Hamish glanced at his watch and then set off towards Lucia and Willie’s cottage by the bridge. When he arrived, Willie was polishing the kitchen counter while the beautiful Lucia painted her nails bright red.
Willie came in from the kitchen, a cleaning rag in his hand. ‘Glad it’s all over, Hamish,’ he said cheerfully. ‘Isn’t this awful weather? They say there’s more perception forecast for the morrow.’
‘Precipitation,’ corrected Hamish. ‘And it’s not all over, Willie. You, as an ex-policeman, should know that Beck’s confession to the murder of Randy is just a bit too pat.’
‘I think,’ said Lucia in measured tones and with a toss of her black curly hair, ‘that your nose is out of joint because Blair solved the murders.’

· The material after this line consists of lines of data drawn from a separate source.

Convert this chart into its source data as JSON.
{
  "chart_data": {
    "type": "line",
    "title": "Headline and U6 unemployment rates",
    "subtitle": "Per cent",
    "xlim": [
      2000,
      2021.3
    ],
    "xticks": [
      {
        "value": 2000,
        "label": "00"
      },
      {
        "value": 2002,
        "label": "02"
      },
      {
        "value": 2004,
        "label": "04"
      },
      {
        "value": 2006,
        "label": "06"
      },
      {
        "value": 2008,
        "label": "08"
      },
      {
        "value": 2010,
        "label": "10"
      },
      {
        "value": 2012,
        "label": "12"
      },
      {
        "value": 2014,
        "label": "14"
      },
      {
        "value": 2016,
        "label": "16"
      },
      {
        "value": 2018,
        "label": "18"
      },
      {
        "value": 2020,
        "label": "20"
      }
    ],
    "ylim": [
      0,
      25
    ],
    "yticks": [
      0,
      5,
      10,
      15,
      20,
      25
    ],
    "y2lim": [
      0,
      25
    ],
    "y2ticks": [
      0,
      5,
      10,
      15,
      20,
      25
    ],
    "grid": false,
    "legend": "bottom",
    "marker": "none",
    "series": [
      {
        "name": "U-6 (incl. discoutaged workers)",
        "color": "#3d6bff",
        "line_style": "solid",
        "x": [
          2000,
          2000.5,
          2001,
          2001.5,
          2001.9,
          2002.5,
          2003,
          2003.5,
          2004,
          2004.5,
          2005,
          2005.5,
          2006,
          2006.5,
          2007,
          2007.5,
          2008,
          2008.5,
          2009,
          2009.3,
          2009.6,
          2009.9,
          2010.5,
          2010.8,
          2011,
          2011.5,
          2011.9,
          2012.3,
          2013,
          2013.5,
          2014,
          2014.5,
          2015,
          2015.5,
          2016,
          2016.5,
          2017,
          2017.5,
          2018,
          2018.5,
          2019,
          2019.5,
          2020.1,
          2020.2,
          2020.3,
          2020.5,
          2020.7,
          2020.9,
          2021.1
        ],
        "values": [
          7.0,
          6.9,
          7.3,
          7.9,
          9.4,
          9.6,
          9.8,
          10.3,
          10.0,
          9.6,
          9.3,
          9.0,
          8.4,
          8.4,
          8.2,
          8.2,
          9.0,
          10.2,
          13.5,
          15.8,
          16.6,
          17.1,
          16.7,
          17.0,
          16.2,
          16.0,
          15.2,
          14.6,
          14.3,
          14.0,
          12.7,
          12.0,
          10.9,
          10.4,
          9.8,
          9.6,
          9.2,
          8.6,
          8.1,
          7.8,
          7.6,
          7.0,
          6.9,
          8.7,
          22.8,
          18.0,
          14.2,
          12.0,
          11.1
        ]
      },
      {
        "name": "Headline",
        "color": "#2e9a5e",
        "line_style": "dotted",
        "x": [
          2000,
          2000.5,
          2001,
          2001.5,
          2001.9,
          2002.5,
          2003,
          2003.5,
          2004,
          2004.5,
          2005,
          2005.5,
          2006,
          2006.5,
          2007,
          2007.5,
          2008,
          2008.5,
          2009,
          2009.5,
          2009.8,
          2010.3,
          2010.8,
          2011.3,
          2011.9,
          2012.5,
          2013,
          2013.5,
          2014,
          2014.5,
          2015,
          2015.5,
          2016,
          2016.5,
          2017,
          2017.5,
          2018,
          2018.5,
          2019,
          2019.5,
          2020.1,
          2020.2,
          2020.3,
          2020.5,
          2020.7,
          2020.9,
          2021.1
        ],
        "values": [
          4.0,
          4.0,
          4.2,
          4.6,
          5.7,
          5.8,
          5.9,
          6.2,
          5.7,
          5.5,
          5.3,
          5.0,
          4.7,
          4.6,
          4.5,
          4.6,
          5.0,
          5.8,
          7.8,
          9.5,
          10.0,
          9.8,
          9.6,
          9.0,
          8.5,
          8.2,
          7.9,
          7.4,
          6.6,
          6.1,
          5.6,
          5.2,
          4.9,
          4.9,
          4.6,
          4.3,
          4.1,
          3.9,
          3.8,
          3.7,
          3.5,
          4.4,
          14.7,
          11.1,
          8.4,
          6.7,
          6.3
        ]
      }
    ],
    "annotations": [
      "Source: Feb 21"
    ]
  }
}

‘It wass not Blair,’ said Hamish crossly. ‘It was me that found out Beck was guilty of Rosie’s murder. But I do not believe for a moment that he killed Duggan.’
‘Of course he did,’ shouted Willie. ‘It’s over, all over, and you’re just stirring up muck out of vanity.’
‘I believe,’ said Hamish, holding on to his temper, ‘that someone in Lochdubh killed Randy and I am going to find out who that someone is and my personal feelings for any of the inhabitants of Lochdubh will not get in the way.’
‘Meaning you still think I might be guilty!’ exclaimed Willie.
‘You or Lucia.’
‘Get out of my house . . . now!’ yelled Willie, flapping the cleaning rag and filling the air with the smell of ammonia. He rushed and opened the door and stood by it. Hamish turned in the doorway and looked back at Lucia. Her eyes were wide with fear.
He turned his coat collar up against the rain and went back to the police Land Rover and got in. ‘Time to make someone else’s life a misery,’ he said to the windscreen wipers as they slashed against the streaming rain. He drove off and went around the loch to where the pine forest stood and then up one of the forestry tracks, rolling down the window until he could hear the crash of falling trees.